Hava Kuvvetleri Komutanlığı’nda yapılacak kuvvet komutanları toplantısına katıldım. MGK ön toplantısı perşembe günü yerine yarına alındığı için bir koordinasyon ihtiyacı doğmuştu. (...) Konuşmalar sırasında Jandarma Genel Komutanı (Şener Eruygur) daima bir ihtilal özlemi içersinde, bir an önce bu işi yapalım şeklinde konuşuyordu. Bugün de defalarca tekrar etti...”
“6 Şubat 2004...
Sabah doğruca Jandarma Genel Komutanlığı’na gittim ve orada üçümüz buluştuk.
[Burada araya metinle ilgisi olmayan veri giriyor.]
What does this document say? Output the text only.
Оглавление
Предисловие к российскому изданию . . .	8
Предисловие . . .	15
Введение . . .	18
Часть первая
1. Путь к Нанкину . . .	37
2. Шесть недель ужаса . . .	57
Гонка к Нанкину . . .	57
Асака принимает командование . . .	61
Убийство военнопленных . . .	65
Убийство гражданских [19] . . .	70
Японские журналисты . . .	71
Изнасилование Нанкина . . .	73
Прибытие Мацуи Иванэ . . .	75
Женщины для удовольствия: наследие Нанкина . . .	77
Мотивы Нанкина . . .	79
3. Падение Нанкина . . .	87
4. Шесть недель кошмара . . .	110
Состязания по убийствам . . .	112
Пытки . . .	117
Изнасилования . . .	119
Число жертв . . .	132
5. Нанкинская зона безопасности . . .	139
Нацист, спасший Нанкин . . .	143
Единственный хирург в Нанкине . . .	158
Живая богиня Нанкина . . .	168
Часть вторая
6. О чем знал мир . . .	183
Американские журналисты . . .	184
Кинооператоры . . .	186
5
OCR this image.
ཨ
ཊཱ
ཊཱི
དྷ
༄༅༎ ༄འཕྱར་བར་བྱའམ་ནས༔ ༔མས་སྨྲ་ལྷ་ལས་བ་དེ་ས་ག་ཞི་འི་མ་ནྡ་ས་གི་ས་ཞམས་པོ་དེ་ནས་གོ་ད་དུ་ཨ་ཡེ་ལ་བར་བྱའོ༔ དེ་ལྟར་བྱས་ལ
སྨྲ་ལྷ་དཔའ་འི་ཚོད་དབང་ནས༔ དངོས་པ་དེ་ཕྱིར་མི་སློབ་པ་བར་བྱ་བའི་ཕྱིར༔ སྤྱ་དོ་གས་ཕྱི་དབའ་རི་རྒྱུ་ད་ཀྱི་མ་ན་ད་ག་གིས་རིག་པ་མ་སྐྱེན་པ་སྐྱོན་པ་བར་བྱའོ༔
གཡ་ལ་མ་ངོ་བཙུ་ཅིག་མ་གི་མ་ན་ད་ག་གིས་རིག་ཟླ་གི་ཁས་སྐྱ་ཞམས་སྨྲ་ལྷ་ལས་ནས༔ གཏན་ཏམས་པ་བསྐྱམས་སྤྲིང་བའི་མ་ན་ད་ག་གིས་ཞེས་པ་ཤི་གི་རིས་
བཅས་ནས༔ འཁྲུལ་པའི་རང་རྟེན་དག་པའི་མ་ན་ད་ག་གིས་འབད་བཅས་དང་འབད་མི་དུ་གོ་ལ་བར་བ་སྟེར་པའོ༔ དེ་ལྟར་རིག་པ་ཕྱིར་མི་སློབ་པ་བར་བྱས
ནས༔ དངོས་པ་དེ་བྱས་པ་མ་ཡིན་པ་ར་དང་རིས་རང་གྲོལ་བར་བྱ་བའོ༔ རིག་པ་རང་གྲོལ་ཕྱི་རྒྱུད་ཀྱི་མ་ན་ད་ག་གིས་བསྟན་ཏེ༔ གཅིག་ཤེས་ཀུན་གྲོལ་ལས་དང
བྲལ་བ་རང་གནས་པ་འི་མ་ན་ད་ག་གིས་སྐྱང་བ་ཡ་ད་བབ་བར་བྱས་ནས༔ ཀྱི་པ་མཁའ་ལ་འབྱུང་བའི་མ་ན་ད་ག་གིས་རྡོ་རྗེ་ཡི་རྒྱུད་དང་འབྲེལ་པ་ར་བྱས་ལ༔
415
Durumu tekrar gözden geçirdik. Jandarma Genel Komutanı hala darbe yapalım diye inat ediyordu... Sabah toplanmamızın esas gayesi Kıbrıs konusunda neler yapılabileceği konusunda seçenekleri gözden geçirmek. Ancak biz bu konuyu bırakıp darbe yapacak mıyız yoksa yapmayacak mıyız konusuna girdik. Jandarma Genel Komutanı Orgeneral Şener Eruygur‘u ikna etmek oldukça güç. Bir netice alamayacağımı bildiğim halde yine de onu ikna etmeyi denedim. Pek ikna olduğunu söyleyemem..
6 Aralık 2003...
... Kendimize göre bir eylem planı yapmaya karar verdik.
-Önce basını ele geçirmeye çalışacaktık...
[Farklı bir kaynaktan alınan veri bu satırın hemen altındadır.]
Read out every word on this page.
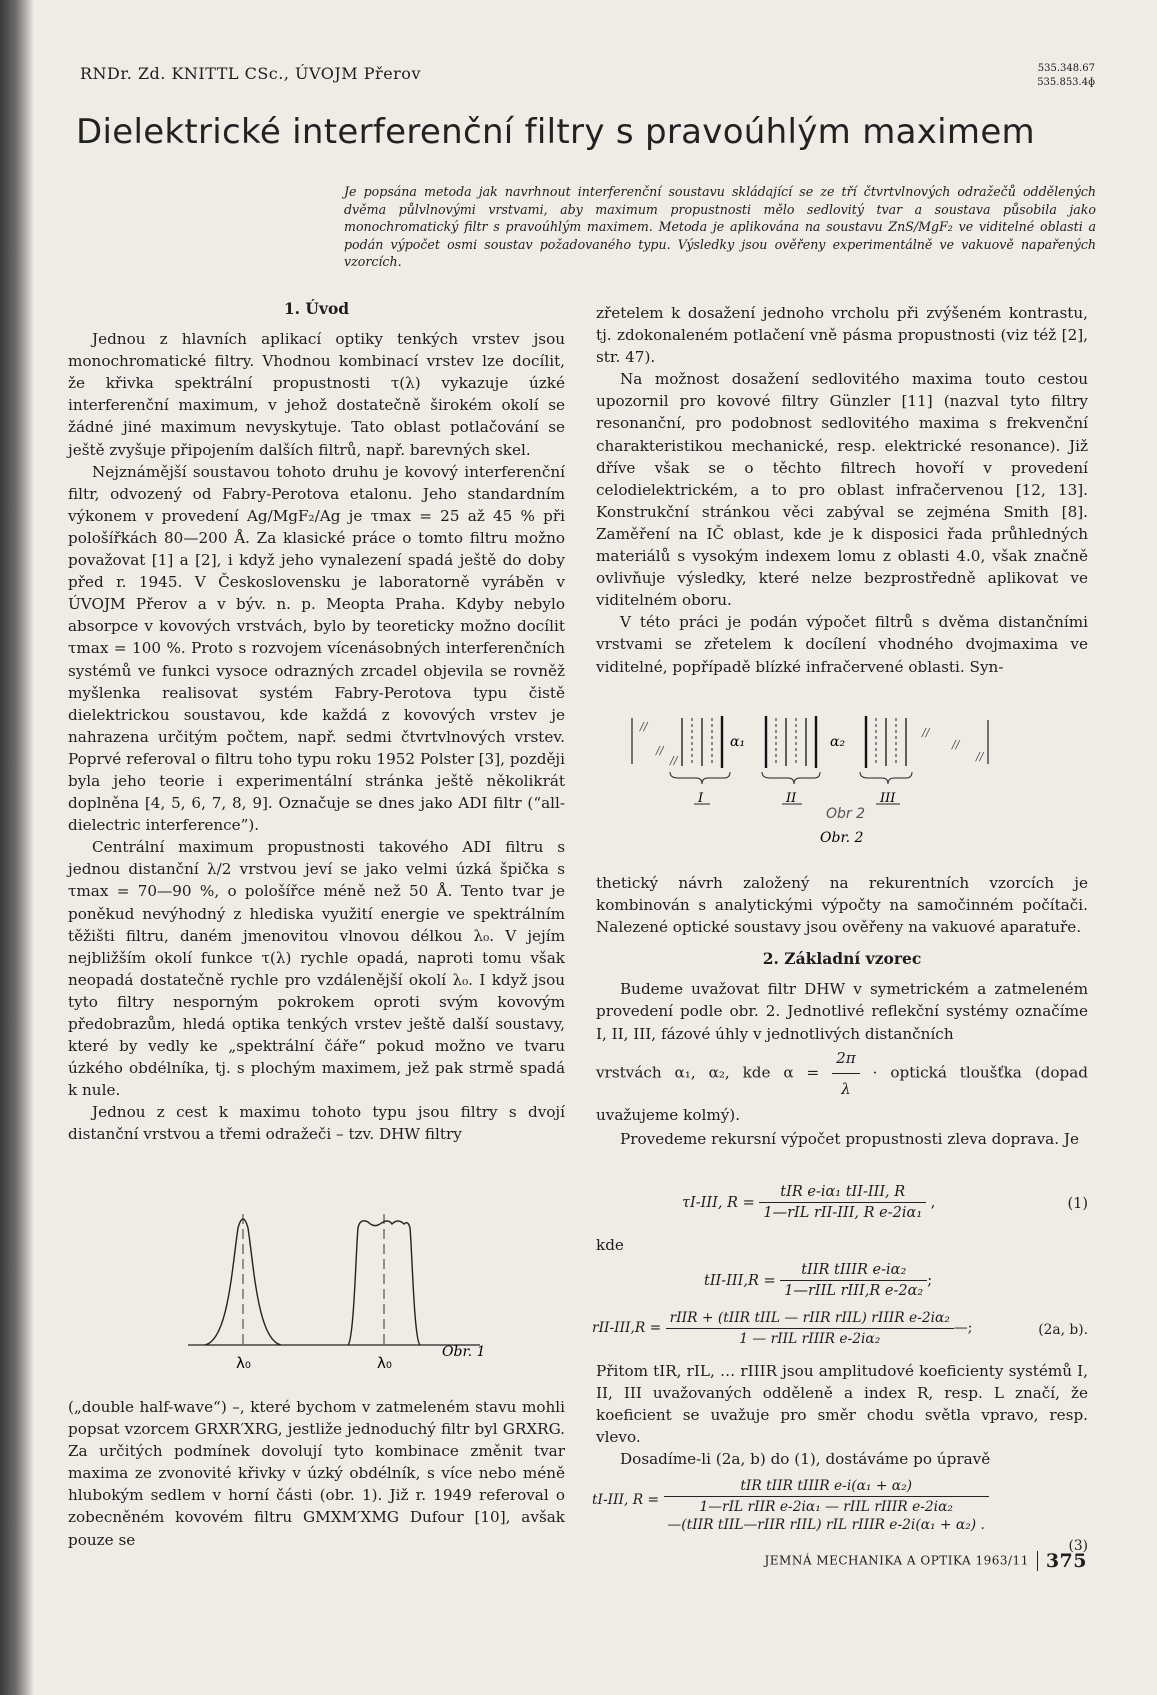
RNDr. Zd. KNITTL CSc., ÚVOJM Přerov	535.348.67
535.853.4ɸ
Dielektrické interferenční filtry s pravoúhlým maximem
Je popsána metoda jak navrhnout interferenční soustavu skládající se ze tří čtvrtvlnových odražečů oddělených dvěma půlvlnovými vrstvami, aby maximum propustnosti mělo sedlovitý tvar a soustava působila jako monochromatický filtr s pravoúhlým maximem. Metoda je aplikována na soustavu ZnS/MgF₂ ve viditelné oblasti a podán výpočet osmi soustav požadovaného typu. Výsledky jsou ověřeny experimentálně ve vakuově napařených vzorcích.

1. Úvod

Jednou z hlavních aplikací optiky tenkých vrstev jsou monochromatické filtry. Vhodnou kombinací vrstev lze docílit, že křivka spektrální propustnosti τ(λ) vykazuje úzké interferenční maximum, v jehož dostatečně širokém okolí se žádné jiné maximum nevyskytuje. Tato oblast potlačování se ještě zvyšuje připojením dalších filtrů, např. barevných skel.

Nejznámější soustavou tohoto druhu je kovový interferenční filtr, odvozený od Fabry-Perotova etalonu. Jeho standardním výkonem v provedení Ag/MgF₂/Ag je τmax = 25 až 45 % při pološířkách 80—200 Å. Za klasické práce o tomto filtru možno považovat [1] a [2], i když jeho vynalezení spadá ještě do doby před r. 1945. V Československu je laboratorně vyráběn v ÚVOJM Přerov a v býv. n. p. Meopta Praha. Kdyby nebylo absorpce v kovových vrstvách, bylo by teoreticky možno docílit τmax = 100 %. Proto s rozvojem vícenásobných interferenčních systémů ve funkci vysoce odrazných zrcadel objevila se rovněž myšlenka realisovat systém Fabry-Perotova typu čistě dielektrickou soustavou, kde každá z kovových vrstev je nahrazena určitým počtem, např. sedmi čtvrtvlnových vrstev. Poprvé referoval o filtru toho typu roku 1952 Polster [3], později byla jeho teorie i experimentální stránka ještě několikrát doplněna [4, 5, 6, 7, 8, 9]. Označuje se dnes jako ADI filtr (“all-dielectric interference”).

Centrální maximum propustnosti takového ADI filtru s jednou distanční λ/2 vrstvou jeví se jako velmi úzká špička s τmax = 70—90 %, o pološířce méně než 50 Å. Tento tvar je poněkud nevýhodný z hlediska využití energie ve spektrálním těžišti filtru, daném jmenovitou vlnovou délkou λ₀. V jejím nejbližším okolí funkce τ(λ) rychle opadá, naproti tomu však neopadá dostatečně rychle pro vzdálenější okolí λ₀. I když jsou tyto filtry nesporným pokrokem oproti svým kovovým předobrazům, hledá optika tenkých vrstev ještě další soustavy, které by vedly ke „spektrální čáře“ pokud možno ve tvaru úzkého obdélníka, tj. s plochým maximem, jež pak strmě spadá k nule.

Jednou z cest k maximu tohoto typu jsou filtry s dvojí distanční vrstvou a třemi odražeči – tzv. DHW filtry

λ₀	λ₀
Obr. 1

(„double half-wave“) –, které bychom v zatmeleném stavu mohli popsat vzorcem GRXR′XRG, jestliže jednoduchý filtr byl GRXRG. Za určitých podmínek dovolují tyto kombinace změnit tvar maxima ze zvonovité křivky v úzký obdélník, s více nebo méně hlubokým sedlem v horní části (obr. 1). Již r. 1949 referoval o zobecněném kovovém filtru GMXM′XMG Dufour [10], avšak pouze se

zřetelem k dosažení jednoho vrcholu při zvýšeném kontrastu, tj. zdokonaleném potlačení vně pásma propustnosti (viz též [2], str. 47).

Na možnost dosažení sedlovitého maxima touto cestou upozornil pro kovové filtry Günzler [11] (nazval tyto filtry resonanční, pro podobnost sedlovitého maxima s frekvenční charakteristikou mechanické, resp. elektrické resonance). Již dříve však se o těchto filtrech hovoří v provedení celodielektrickém, a to pro oblast infračervenou [12, 13]. Konstrukční stránkou věci zabýval se zejména Smith [8]. Zaměření na IČ oblast, kde je k disposici řada průhledných materiálů s vysokým indexem lomu z oblasti 4.0, však značně ovlivňuje výsledky, které nelze bezprostředně aplikovat ve viditelném oboru.

V této práci je podán výpočet filtrů s dvěma distančními vrstvami se zřetelem k docílení vhodného dvojmaxima ve viditelné, popřípadě blízké infračervené oblasti. Syn-

//
//
//
α₁	α₂
//
//
//
I	II	III
Obr 2
Obr. 2

thetický návrh založený na rekurentních vzorcích je kombinován s analytickými výpočty na samočinném počítači. Nalezené optické soustavy jsou ověřeny na vakuové aparatuře.

2. Základní vzorec

Budeme uvažovat filtr DHW v symetrickém a zatmeleném provedení podle obr. 2. Jednotlivé reflekční systémy označíme I, II, III, fázové úhly v jednotlivých distančních

vrstvách α₁, α₂, kde $\alpha = \frac{2\pi}{\lambda}$ · optická tloušťka (dopad uvažujeme kolmý).

Provedeme rekursní výpočet propustnosti zleva doprava. Je

τI-III, $R = \frac{\text{tIR e-iα₁ tII-III, R}}{\text{1—rIL rII-III, R e-2iα₁}}$ ,	(1)
kde
$tII-III,R = \frac{\text{tIIR tIIIR e-iα₂}}{\text{1—rIIL rIII,R e-2α₂}}$ ;
$rII-III,R = \frac{\text{rIIR + (tIIR tIIL — rIIR rIIL) rIIIR e-2iα₂}}{\text{1 — rIIL rIIIR e-2iα₂}}$ —;	(2a, b).

Přitom tIR, rIL, … rIIIR jsou amplitudové koeficienty systémů I, II, III uvažovaných odděleně a index R, resp. L značí, že koeficient se uvažuje pro směr chodu světla vpravo, resp. vlevo.

Dosadíme-li (2a, b) do (1), dostáváme po úpravě

tI-III, R =
tIR tIIR tIIIR e-i(α₁ + α₂)
1—rIL rIIR e-2iα₁ — rIIL rIIIR e-2iα₂
—(tIIR tIIL—rIIR rIIL) rIL rIIIR e-2i(α₁ + α₂) .
(3)
JEMNÁ MECHANIKA A OPTIKA 1963/11 375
-Sonra rektörler ile temas edip öğrencileri sokağa dökecektik.
-Sendikalar ile aynı şekilde hareket edecektik.
-Sokaklara afiş astıracaktık.
-Derneklerle temas edip onları da hükümet aleyhine teşvik edecektik.
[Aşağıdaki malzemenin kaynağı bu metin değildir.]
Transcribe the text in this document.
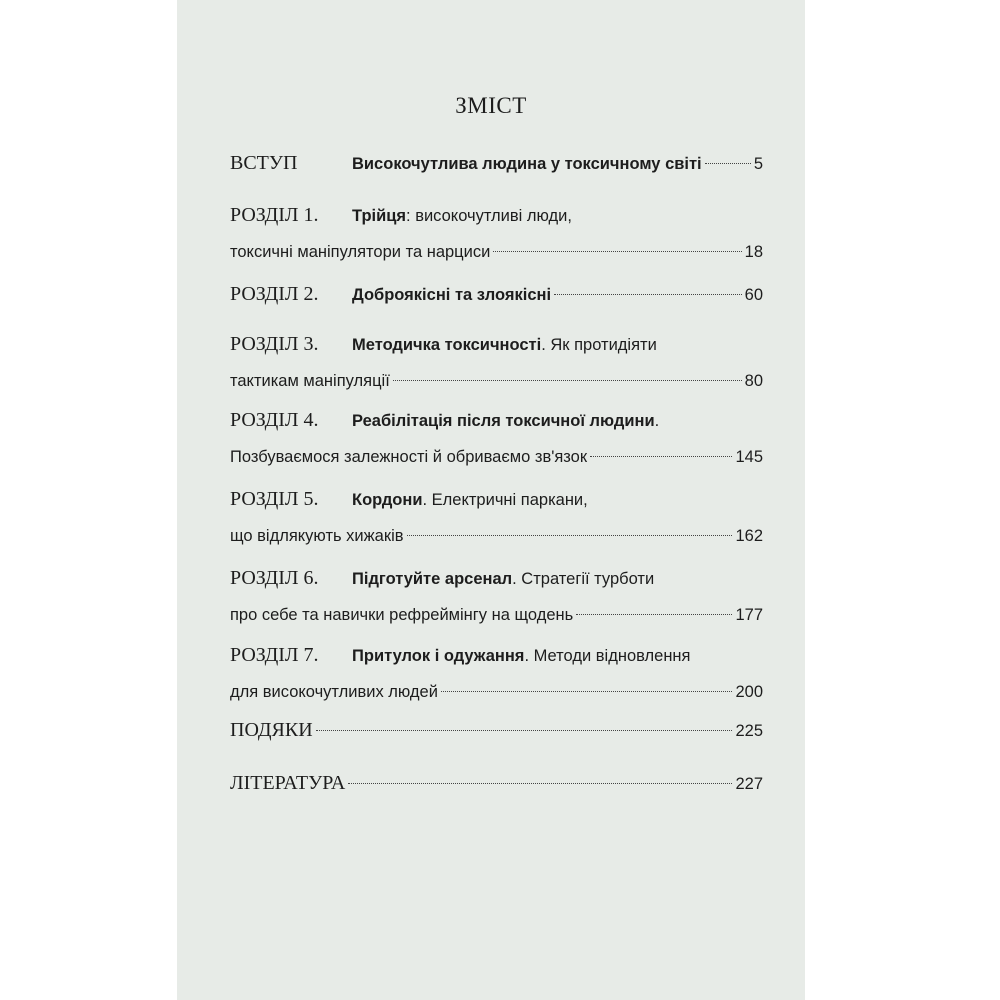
ЗМІСТ
ВСТУП	Високочутлива людина у токсичному світі	5
РОЗДІЛ 1. Трійця: високочутливі люди,
токсичні маніпулятори та нарциси	18
РОЗДІЛ 2. Доброякісні та злоякісні	60
РОЗДІЛ 3. Методичка токсичності. Як протидіяти
тактикам маніпуляції	80
РОЗДІЛ 4. Реабілітація після токсичної людини.
Позбуваємося залежності й обриваємо зв'язок	145
РОЗДІЛ 5. Кордони. Електричні паркани,
що відлякують хижаків	162
РОЗДІЛ 6. Підготуйте арсенал. Стратегії турботи
про себе та навички рефреймінгу на щодень	177
РОЗДІЛ 7. Притулок і одужання. Методи відновлення
для високочутливих людей	200
ПОДЯКИ	225
ЛІТЕРАТУРА	227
-Bütün bu olayları yurt çapında yapacaktık.
Yukarıdakiler SARIKIZ olarak anılacaktı...”
Deniz Kuvvetleri Komutanı’nın günlüğünden kısa bir bölüm aynen böyle.
Ergenekon da bu çerçevenin dışında değil. Birçok bağlantısıyla bu çerçeveye oturuyor.
Elbette insan hakları, hukuk...
Elbette demokrasi...
Ama şunu da unutmayın:
Bu ülkede demokratik hukuk devletinin kolunu kanadını kıran, insan haklarının canına okuyan birçok darbe oldu.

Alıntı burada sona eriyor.